By Byaruhanga, Frederick K. | African Studies Review, April 2008 | Go to article overview

The Athens of West Africa: A History of International Education at Fourah Bay College, Freetown, Sierra Leone


Byaruhanga, Frederick K., African Studies Review


Daniel Paracka Jr. The Athens of West Africa: A History of International Education at Fourah Bay College, Freetown, Sierra Leone. New York: Routledge, 2003. ix + 324 pp. Notes. Bibliography. Index. $135.00. Cloth.

Until recently, higher education as a field of study within African scholarship was scant at best. Prior to that, with their close relationship to never-ending literacy campaigns, primary and secondary systems claimed center stage, leaving higher education in scholarly oblivion. However, given the global economic importance of the current knowledge revolution, the study of higher education has gained prominence the world over, and Africa is no exception. Therefore, a book that traces the roots of higher education in Africa, delineating its role in the colonial project - as well as the postcolonial and neocolonial vicissitudes - is quite timely. And the focus on Fourah Bay College, the only institution of higher learning in West Africa from 1827 to 1948, is commendable. Although Paracka neither defines nor posits his rationale for choosing "International Education" as the book's subtitle, nonetheless he broaches a crucial component of higher education research today. Multinational approaches to higher education have become a major driving force in today's technology-driven and highly competitive global economy.

In this impassioned but densely packed book, Paracka positions Fourah Bay as the archetypical West African university. Located at the intellectual heart of often controversial and shifting political patterns, Fourah Bay has a history that is closely intertwined with the emergence and consolidation of the modern state. Using largely original sources, Paracka manages to historicize the college within the country's sociopolitical problematic, identifying it as "a social-cultural microcosm of the political, racial, religious, and social tensions that characterized the colonial and post-colonial revolutions in West Africa..." (3). In this way Paracka debunks the persistent myth of university autonomy.

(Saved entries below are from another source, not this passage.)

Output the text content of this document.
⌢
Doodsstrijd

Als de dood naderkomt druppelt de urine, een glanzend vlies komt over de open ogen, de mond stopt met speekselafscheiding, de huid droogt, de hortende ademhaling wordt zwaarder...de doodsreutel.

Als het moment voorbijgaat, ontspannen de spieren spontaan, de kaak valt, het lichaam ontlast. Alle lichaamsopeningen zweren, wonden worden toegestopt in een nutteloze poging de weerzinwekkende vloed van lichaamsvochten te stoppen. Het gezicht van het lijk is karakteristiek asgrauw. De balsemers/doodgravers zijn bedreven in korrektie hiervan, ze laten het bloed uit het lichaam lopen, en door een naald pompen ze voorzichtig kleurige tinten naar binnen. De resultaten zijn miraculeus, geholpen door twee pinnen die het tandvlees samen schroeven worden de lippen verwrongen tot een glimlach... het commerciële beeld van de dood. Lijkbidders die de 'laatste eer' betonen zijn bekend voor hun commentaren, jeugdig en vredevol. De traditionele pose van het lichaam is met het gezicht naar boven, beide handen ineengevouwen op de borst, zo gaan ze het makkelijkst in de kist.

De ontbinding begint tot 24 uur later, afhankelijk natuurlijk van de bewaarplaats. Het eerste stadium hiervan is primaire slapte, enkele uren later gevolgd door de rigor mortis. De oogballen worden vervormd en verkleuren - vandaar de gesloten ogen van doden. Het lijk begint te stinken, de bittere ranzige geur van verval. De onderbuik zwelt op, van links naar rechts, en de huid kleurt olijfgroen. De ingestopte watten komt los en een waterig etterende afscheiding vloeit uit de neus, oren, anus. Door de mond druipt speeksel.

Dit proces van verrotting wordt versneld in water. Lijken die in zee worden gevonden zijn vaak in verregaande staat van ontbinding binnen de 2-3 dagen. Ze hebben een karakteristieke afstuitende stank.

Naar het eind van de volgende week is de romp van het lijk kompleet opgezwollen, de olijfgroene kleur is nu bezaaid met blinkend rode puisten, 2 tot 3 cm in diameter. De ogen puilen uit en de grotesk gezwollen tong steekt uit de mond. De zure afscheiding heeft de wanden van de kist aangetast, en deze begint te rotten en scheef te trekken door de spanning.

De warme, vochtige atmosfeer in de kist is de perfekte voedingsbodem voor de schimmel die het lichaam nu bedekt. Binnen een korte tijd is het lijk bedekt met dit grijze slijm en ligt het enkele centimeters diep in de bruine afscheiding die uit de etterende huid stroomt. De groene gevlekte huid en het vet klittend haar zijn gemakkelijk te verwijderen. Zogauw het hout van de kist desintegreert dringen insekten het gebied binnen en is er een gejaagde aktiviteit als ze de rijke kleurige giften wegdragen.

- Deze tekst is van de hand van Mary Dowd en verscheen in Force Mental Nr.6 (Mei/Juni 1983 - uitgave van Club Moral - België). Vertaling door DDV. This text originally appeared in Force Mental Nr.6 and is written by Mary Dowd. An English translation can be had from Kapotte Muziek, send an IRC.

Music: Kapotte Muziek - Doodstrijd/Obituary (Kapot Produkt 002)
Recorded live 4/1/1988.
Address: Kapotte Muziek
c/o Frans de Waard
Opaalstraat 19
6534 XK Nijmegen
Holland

Unfortunately, Paracka provides no conceptual framework for his approach to writing about higher education, and his target audience remains difficult to determine. Nevertheless he addresses critical issues of great interest to higher education researchers today: institutional history and mission; politics of education; access, equity, and affordability; faculty and curriculum; and education and nation-building, among other topics.